Limits and tax relief
For the tax year 2008/09 the overall contribution limit is set at £300,000 a year from all sources (employee, employer and DHSS), and tax relief will be granted on up to 100% of earnings subject to the £300,000 cap. Like the UK, a new £3,600 lower limit will be introduced for those with no earnings, although this will work differently in that tax relief will only be due if there is other income (such as investment income) to offset the contribution against.
Unlike the UK, there is no proposal to introduce a lifetime allowance in the Isle of Man, so residents can contribute up to the maximum for as long as they like without risking punitive taxation on retirement.
Tax-free lump sum
Previously, a maximum tax-free lump sum of 25% of the fund value for personal pensions and a maximum amount based on length of service for company pensions could be taken on retirement. Both were subject to a £150,000 cap.

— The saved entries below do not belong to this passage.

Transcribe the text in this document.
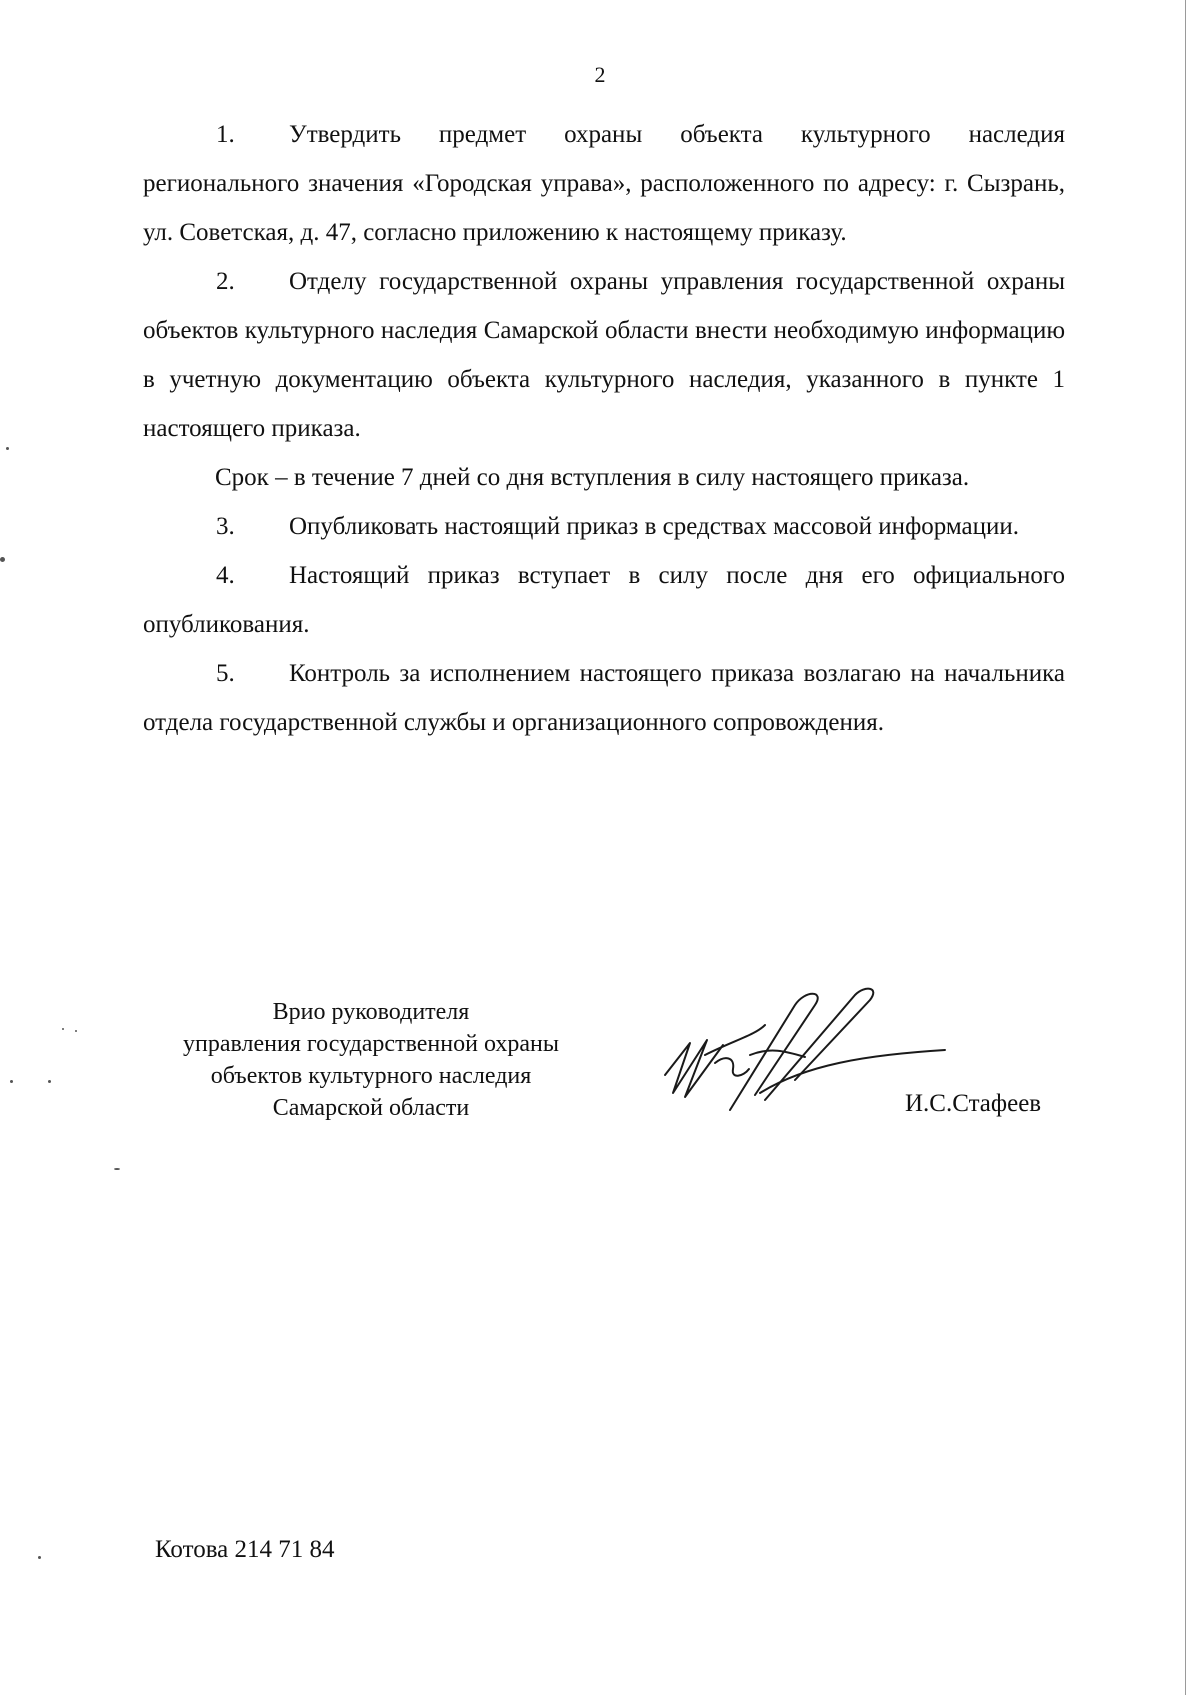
2

1. Утвердить предмет охраны объекта культурного наследия регионального значения «Городская управа», расположенного по адресу: г. Сызрань, ул. Советская, д. 47, согласно приложению к настоящему приказу.

2. Отделу государственной охраны управления государственной охраны объектов культурного наследия Самарской области внести необходимую информацию в учетную документацию объекта культурного наследия, указанного в пункте 1 настоящего приказа.

Срок – в течение 7 дней со дня вступления в силу настоящего приказа.

3. Опубликовать настоящий приказ в средствах массовой информации.

4. Настоящий приказ вступает в силу после дня его официального опубликования.

5. Контроль за исполнением настоящего приказа возлагаю на начальника отдела государственной службы и организационного сопровождения.

Врио руководителя
управления государственной охраны
объектов культурного наследия
Самарской области	И.С.Стафеев
Котова 214 71 84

The Bill proposes to abolish the £150,000 ceiling, and raise the maximum lump sum for a personal pension to 30% of the fund value.
There is now no requirement to purchase an annuity on retirement. Instead, a scheme can go into drawdown along the same lines as the UK - that is, an income of between 0% and 120% can be taken. Drawdown must commence before age 75.

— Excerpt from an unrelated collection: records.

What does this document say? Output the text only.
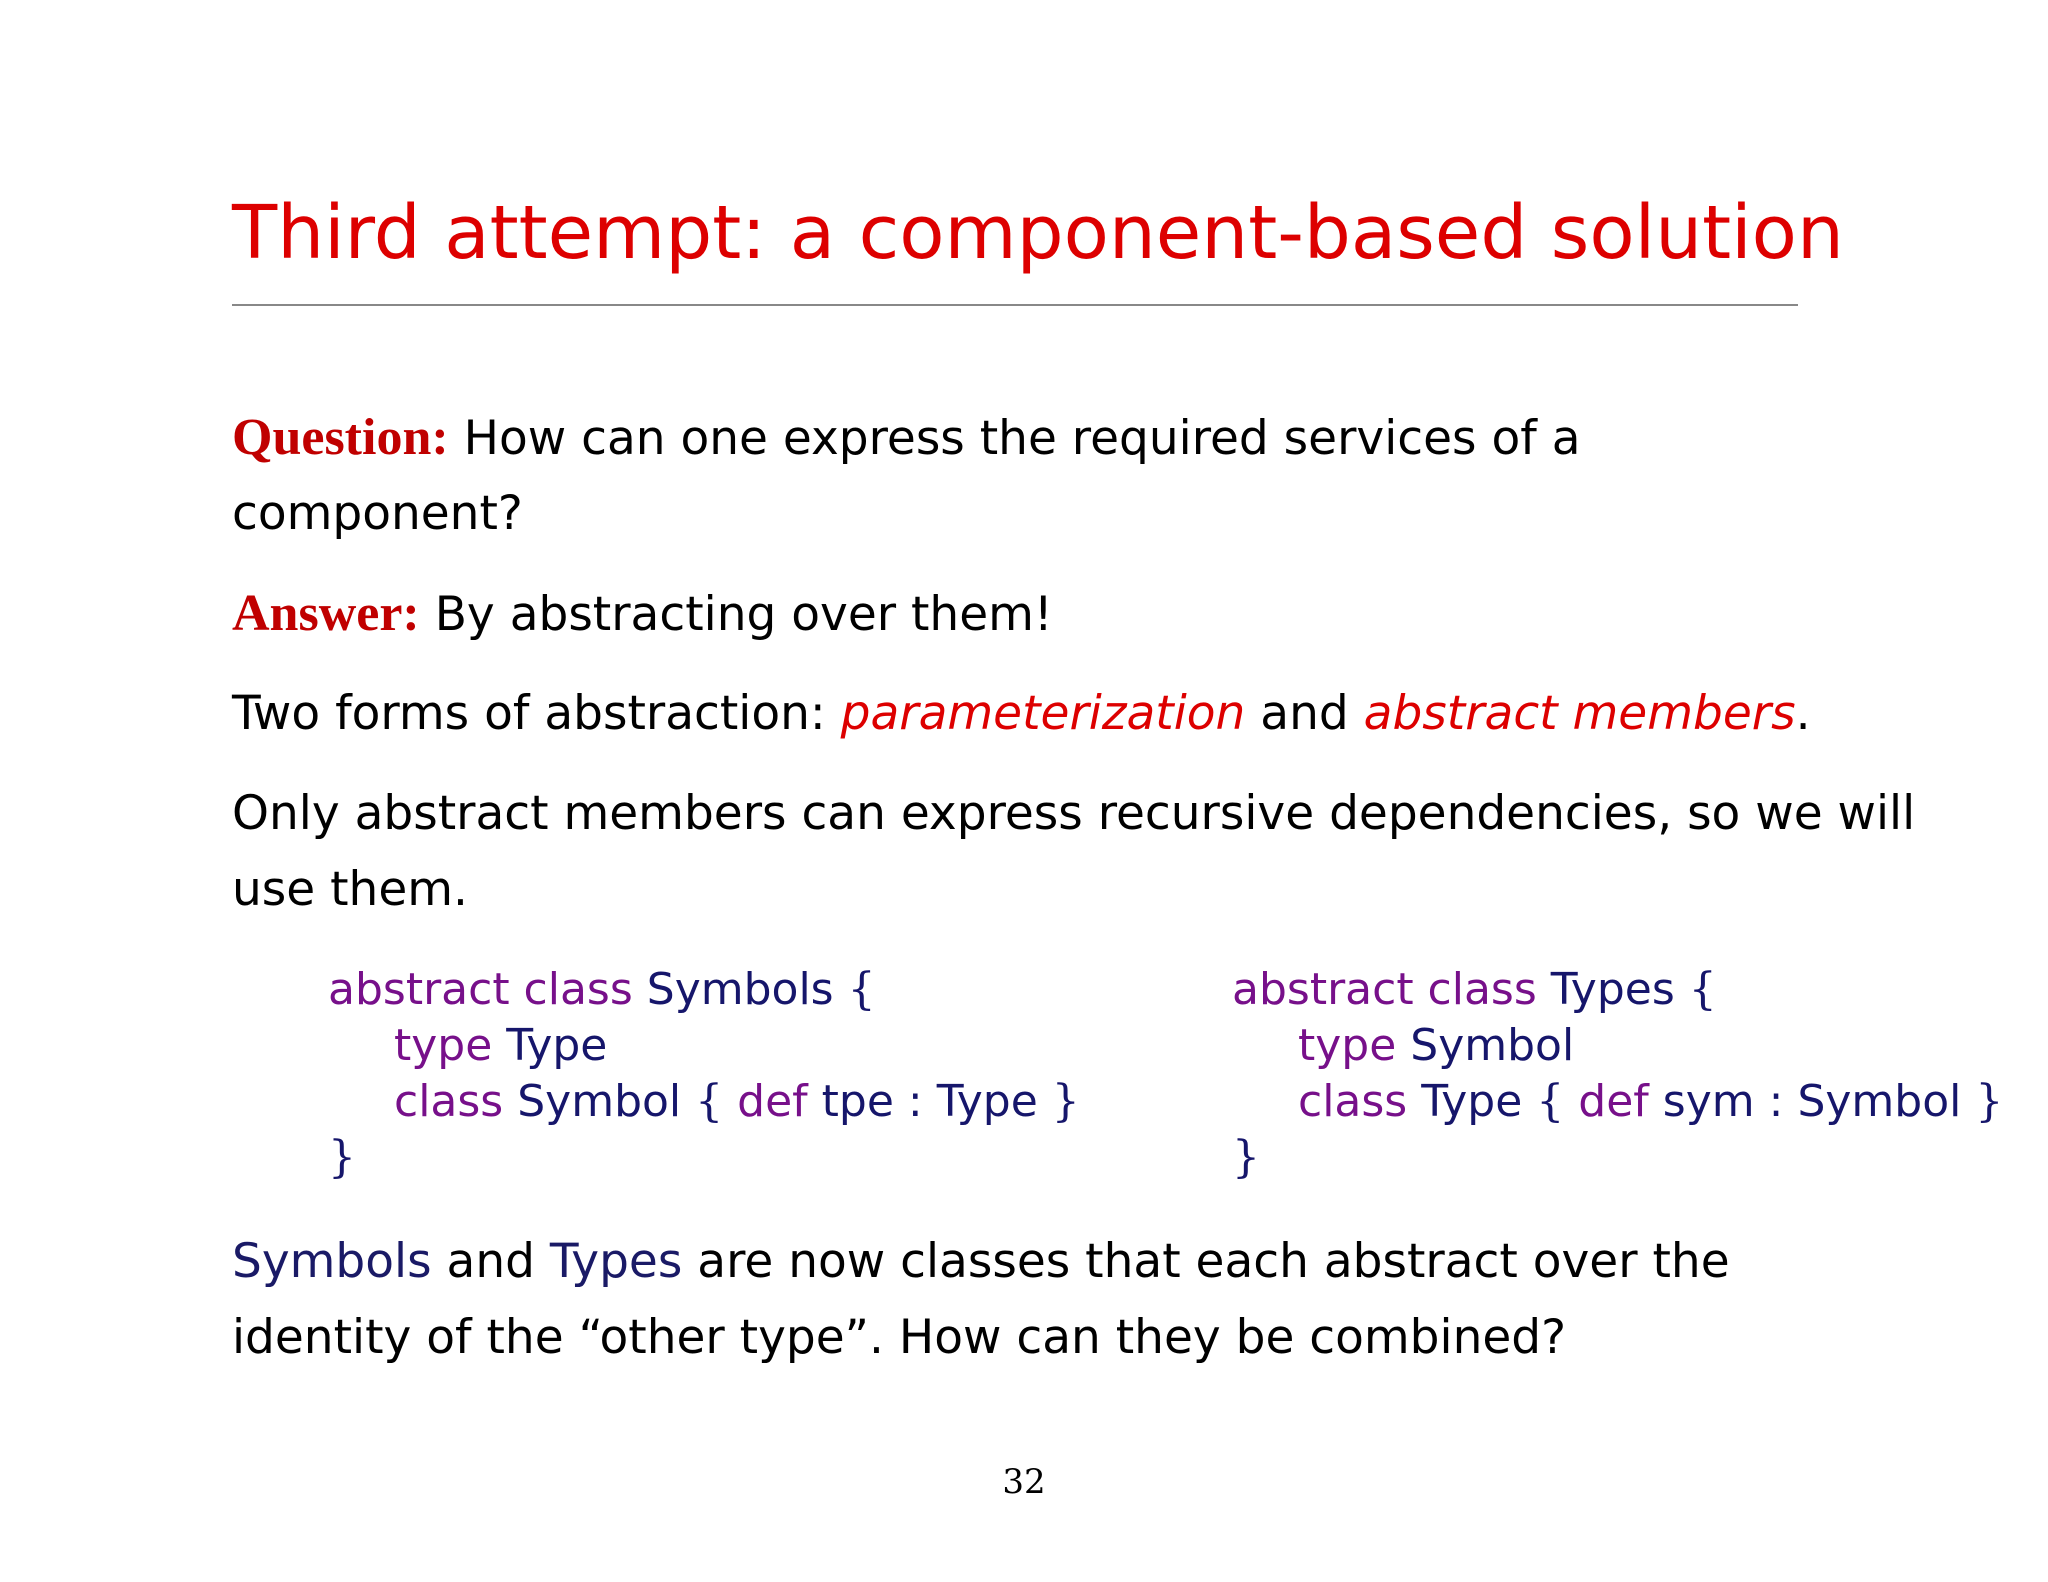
Third attempt: a component-based solution

Question: How can one express the required services of a

component?

Answer: By abstracting over them!

Two forms of abstraction: parameterization and abstract members.

Only abstract members can express recursive dependencies, so we will

use them.

abstract class Symbols {
type Type
class Symbol { def tpe : Type }
}
abstract class Types {
type Symbol
class Type { def sym : Symbol }
}

Symbols and Types are now classes that each abstract over the

identity of the “other type”. How can they be combined?

32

Unlike the UK, however, drawdown can continue after age 75, and the member is not faced with the choice to either purchase an annuity or opt for the Alternatively Secured Pension (ASP) that is the subject of much criticism in the UK.
There are proposals to liberalise the permitted investments within Sipps and SSASs. Previously, unconventional investments required the discretionary approval of the Income Tax Assessor. The Bill now defines permitted and prohibited investments by means of four tests. An investment is judged permissible if it:
- satisfies the duty of care on the part of the scheme administrator and does not contravene the 'sole purpose' requirement (that the sole purpose of a pension scheme must be the provision, for its members, spouses and dependants, of benefits on retirement and death);
- is commercial and entered into on an 'arms-length' basis;
- does not give members/connected persons further personal benefits (other than the sole purpose benefit) from the investment;
- can readily be valued by independent third parties.

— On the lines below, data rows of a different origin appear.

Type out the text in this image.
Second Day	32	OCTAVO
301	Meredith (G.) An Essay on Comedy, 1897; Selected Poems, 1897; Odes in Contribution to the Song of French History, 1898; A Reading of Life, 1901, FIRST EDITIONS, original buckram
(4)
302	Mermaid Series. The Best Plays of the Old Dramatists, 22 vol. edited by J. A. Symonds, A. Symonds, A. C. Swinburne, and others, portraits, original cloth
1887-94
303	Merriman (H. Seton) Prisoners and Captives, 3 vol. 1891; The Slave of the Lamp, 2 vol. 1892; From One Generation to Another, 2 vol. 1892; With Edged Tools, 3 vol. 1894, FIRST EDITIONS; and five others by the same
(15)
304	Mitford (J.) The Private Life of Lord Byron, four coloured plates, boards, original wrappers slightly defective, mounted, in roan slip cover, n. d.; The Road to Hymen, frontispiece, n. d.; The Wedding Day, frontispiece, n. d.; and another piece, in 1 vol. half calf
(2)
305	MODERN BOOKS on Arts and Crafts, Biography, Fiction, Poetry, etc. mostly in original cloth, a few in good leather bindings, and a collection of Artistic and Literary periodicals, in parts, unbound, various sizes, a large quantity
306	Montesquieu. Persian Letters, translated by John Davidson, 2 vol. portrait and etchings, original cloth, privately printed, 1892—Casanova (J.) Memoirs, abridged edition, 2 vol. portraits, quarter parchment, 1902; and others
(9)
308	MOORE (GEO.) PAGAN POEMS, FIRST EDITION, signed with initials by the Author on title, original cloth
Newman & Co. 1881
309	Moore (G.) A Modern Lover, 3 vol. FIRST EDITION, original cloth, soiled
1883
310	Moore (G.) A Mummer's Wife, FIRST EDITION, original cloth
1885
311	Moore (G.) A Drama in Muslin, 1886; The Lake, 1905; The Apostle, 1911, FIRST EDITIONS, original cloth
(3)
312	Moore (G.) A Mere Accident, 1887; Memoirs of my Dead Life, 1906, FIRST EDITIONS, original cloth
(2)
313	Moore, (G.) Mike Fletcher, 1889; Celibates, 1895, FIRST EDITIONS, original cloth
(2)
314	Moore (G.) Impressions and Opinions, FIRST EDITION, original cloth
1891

This change means that residential property will be a permitted investment within an Isle of Man Sipp for the first time - a distinct advantage over a UK pension scheme.
Tax on death/winding up
If a scheme is in drawdown and the member dies, the remaining funds can either be used to provide a dependant's pension, or the scheme can be wound up and the funds distributed. If the funds are distributed, there is a proposal for a tax charge of 7.5% of the fund value.
This is possibly the most significant difference between the Isle of Man and the UK. If a UK registered pension scheme in drawdown is wound up and a lump sum is distributed, then tax is payable at 35% if it occurs before age 75. After age 75 the charge can be as high as 82%!
If this Bill becomes law, then anyone moving to the Isle of Man from the UK who has substantial UK pension funds should consider transferring them to an Isle of Man pension fund. This made sense anyway as it meant that the retirement income would be taxed at a maximum rate of 18% in comparison to a maximum rate of 40% if the fund remained in the UK.
Following these changes, there are now even more reasons to do so, including:
- higher maximum contributions;
- no lifetime allowance;
- no requirement to buy an annuity;
- no annuity/ASP requirement at age 75;
- ability to leave undrawn funds to heirs, less a 7.5% tax charge;
- wide permitted investment links, including real estate.
A transfer from a UK-registered scheme is possible provided the Isle of Man scheme is registered with HM Revenue & Customs as a Qualifying Recognised Overseas Pension Scheme (QROPS).
- Brendan Harper is technical services manager at Friends Provident International.